Katko v. Briney
Defendant boarded up and put a no trespass sign on an unoccupied house. Then in the bedroom, defendant wired up a shotgun to fire at the legs of anyone entering the bedroom. Plaintiff and his companion broke into defendant's unoccupied house to steal antique bottles. When they entered the bedroom, the shotgun fired and blew off much of plaintiff's leg, leaving a permanent deformity.
The jury returned verdict for plaintiff for $20,000 actual and $10,000 punitive damages. The judge entered judgment thereupon, stating that such dangerous devices are only justified when the trespasser was committing a violent felony or endangering human life.
Whether an owner may protect personal property in an unoccupied house by a spring gun capable of inflicting death or serious injury.

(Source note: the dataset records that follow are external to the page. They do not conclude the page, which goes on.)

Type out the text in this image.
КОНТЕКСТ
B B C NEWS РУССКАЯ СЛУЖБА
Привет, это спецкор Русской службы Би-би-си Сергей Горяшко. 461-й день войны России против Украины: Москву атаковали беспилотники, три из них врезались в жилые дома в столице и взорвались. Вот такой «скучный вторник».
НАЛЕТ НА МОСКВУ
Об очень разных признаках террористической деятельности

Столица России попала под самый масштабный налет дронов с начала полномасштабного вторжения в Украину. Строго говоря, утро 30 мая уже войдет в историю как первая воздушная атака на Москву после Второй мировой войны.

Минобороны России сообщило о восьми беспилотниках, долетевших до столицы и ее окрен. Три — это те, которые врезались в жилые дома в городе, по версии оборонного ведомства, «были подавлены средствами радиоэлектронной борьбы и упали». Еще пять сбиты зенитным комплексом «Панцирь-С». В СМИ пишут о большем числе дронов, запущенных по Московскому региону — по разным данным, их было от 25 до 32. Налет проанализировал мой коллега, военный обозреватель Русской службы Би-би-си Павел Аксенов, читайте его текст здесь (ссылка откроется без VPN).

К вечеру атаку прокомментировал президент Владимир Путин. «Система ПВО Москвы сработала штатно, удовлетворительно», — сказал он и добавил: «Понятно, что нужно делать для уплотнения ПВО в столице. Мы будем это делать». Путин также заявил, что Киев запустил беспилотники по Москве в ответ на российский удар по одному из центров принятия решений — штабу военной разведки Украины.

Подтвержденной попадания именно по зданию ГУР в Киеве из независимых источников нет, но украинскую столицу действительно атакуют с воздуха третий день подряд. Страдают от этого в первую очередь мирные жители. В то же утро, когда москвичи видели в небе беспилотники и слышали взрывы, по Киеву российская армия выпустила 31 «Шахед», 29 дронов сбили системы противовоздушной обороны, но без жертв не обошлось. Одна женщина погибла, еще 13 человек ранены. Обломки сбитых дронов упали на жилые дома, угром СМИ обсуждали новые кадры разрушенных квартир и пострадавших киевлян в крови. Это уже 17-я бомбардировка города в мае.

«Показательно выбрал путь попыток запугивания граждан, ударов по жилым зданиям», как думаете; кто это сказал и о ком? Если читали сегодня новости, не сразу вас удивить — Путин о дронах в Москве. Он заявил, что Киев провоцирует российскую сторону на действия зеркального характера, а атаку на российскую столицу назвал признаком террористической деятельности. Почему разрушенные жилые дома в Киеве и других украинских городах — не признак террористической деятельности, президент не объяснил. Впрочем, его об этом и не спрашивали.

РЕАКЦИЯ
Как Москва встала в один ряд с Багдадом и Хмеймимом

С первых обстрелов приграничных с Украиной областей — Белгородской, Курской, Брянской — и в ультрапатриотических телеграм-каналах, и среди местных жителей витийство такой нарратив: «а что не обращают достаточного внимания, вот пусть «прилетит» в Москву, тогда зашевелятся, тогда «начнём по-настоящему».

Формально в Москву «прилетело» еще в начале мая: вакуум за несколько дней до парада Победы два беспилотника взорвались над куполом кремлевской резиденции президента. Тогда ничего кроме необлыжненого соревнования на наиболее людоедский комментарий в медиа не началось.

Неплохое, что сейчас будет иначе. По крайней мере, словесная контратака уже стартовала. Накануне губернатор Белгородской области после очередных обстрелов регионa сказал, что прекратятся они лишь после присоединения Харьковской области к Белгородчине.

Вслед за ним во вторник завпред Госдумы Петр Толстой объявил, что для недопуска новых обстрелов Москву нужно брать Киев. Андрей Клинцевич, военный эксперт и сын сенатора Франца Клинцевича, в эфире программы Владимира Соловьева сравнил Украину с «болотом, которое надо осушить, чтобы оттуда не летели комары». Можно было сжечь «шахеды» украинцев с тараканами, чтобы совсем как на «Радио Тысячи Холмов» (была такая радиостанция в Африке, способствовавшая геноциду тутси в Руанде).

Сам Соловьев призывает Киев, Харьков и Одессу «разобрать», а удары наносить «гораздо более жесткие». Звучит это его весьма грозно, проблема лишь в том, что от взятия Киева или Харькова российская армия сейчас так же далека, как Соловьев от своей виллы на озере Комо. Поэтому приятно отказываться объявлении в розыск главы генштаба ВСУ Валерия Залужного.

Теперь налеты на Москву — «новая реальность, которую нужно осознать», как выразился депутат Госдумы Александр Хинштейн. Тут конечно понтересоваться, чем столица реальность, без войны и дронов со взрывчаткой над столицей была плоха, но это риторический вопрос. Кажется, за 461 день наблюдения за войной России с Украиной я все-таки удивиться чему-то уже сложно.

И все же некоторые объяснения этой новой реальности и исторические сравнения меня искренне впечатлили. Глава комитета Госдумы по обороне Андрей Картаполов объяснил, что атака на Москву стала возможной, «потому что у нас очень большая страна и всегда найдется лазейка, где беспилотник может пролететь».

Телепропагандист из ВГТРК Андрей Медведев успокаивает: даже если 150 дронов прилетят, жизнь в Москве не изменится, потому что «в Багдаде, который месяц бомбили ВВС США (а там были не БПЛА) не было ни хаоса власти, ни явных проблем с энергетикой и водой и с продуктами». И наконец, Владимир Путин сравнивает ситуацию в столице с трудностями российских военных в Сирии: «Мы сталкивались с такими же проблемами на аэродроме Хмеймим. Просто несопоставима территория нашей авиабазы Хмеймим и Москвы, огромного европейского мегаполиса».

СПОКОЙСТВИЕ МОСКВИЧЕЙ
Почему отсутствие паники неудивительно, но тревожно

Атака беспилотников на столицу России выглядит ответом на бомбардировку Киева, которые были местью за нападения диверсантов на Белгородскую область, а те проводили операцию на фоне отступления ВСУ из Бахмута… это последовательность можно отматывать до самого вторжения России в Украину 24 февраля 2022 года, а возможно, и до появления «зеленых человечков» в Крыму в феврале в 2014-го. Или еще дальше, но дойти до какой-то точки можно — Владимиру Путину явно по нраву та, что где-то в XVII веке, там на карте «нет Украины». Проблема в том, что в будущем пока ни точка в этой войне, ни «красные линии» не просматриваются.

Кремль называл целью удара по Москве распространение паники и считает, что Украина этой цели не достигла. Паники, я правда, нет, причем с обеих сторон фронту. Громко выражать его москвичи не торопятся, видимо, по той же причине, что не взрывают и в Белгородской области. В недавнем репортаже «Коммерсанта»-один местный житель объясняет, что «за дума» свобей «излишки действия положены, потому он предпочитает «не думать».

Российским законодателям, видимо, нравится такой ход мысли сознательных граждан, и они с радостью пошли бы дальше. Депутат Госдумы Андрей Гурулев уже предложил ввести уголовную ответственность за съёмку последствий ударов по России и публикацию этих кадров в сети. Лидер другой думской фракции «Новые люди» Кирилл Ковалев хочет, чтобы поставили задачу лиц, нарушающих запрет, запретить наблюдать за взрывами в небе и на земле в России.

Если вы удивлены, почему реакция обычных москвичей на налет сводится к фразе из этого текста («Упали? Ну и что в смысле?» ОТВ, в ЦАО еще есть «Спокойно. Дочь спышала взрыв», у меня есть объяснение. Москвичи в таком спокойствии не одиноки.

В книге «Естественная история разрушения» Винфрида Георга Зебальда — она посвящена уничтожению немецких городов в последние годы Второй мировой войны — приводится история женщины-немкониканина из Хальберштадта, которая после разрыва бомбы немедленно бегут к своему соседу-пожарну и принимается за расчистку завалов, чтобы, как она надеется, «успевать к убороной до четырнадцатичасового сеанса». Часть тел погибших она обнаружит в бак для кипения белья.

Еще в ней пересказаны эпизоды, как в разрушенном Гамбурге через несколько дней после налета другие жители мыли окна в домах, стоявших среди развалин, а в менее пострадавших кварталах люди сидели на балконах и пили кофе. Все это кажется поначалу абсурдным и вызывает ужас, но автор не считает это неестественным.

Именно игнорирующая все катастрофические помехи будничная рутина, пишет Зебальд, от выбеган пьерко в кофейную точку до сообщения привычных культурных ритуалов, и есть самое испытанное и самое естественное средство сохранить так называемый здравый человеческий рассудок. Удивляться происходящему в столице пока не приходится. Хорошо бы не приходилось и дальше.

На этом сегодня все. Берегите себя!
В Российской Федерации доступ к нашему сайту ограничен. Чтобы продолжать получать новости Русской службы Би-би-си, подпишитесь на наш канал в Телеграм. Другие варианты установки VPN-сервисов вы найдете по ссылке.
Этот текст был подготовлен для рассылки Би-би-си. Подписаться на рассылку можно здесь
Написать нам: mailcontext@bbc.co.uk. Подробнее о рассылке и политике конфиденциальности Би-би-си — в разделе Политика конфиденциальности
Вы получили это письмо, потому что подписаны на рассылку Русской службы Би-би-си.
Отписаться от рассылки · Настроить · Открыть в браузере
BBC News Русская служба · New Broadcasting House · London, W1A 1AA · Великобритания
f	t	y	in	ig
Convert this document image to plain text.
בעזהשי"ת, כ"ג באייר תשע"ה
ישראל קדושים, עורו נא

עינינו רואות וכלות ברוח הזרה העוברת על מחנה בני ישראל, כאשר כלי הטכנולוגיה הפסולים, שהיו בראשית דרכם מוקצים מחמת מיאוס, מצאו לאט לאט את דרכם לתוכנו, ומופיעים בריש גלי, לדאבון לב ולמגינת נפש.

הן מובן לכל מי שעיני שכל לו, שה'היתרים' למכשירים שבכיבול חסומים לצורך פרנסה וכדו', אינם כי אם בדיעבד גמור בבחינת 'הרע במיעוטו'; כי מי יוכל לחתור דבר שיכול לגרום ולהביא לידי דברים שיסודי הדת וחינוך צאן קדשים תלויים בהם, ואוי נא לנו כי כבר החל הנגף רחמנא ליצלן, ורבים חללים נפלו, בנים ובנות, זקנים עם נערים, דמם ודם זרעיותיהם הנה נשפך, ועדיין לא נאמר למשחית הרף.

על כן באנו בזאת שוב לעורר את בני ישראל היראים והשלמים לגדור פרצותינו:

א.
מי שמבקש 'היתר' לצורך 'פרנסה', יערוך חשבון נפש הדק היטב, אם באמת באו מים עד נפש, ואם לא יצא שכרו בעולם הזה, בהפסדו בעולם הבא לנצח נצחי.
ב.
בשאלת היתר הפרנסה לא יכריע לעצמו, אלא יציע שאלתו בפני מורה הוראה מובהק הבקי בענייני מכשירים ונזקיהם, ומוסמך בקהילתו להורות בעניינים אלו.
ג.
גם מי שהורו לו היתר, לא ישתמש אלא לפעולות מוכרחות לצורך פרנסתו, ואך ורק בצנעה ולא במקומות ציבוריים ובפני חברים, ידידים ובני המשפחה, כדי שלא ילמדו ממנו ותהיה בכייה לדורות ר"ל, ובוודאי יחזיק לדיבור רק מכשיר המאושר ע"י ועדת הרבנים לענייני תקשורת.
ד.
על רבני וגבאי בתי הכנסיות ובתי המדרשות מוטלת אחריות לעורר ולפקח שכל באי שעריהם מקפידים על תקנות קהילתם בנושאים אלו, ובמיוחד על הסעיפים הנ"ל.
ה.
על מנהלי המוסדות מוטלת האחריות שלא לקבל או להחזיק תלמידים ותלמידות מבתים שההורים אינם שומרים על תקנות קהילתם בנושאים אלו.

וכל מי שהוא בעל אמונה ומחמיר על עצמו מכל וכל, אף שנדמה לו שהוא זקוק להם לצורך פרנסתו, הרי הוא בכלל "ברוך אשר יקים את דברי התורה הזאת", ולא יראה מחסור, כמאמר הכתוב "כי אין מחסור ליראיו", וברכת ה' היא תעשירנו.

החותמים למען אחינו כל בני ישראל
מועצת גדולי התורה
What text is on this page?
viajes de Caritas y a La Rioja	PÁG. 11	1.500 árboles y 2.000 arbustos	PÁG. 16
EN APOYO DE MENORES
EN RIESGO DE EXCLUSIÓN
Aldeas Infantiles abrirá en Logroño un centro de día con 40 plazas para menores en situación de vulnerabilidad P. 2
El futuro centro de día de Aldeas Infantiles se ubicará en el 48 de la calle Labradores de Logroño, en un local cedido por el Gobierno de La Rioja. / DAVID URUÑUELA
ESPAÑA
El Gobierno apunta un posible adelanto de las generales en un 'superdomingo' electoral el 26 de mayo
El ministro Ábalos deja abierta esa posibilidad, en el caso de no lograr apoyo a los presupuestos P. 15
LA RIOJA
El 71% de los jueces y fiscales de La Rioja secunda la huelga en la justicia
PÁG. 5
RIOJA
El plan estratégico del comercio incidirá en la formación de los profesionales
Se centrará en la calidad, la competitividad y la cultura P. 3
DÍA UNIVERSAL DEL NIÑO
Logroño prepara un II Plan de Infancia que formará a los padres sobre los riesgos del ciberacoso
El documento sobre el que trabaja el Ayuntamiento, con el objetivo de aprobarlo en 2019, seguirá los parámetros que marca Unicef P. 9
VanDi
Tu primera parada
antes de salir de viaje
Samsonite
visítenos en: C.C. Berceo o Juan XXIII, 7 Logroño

A person does not have a privilege to do mechanically that which he could not do in person. There was no risk of death or serious bodily harm here, so defendant was not allowed to shoot him in person or remotely.
No, an owner may not shoot a person in an unoccupied house via a spring gun.
Some states modify the rule if defendant warned plaintiff of danger.
The jury was not told it could find that the device was not made with the intent to strike plaintiff. The principle espoused has only been applied in cases "of a mere trespasser in a vineyard." Punitive damages should not have been allowed when plaintiff's conduct was criminal.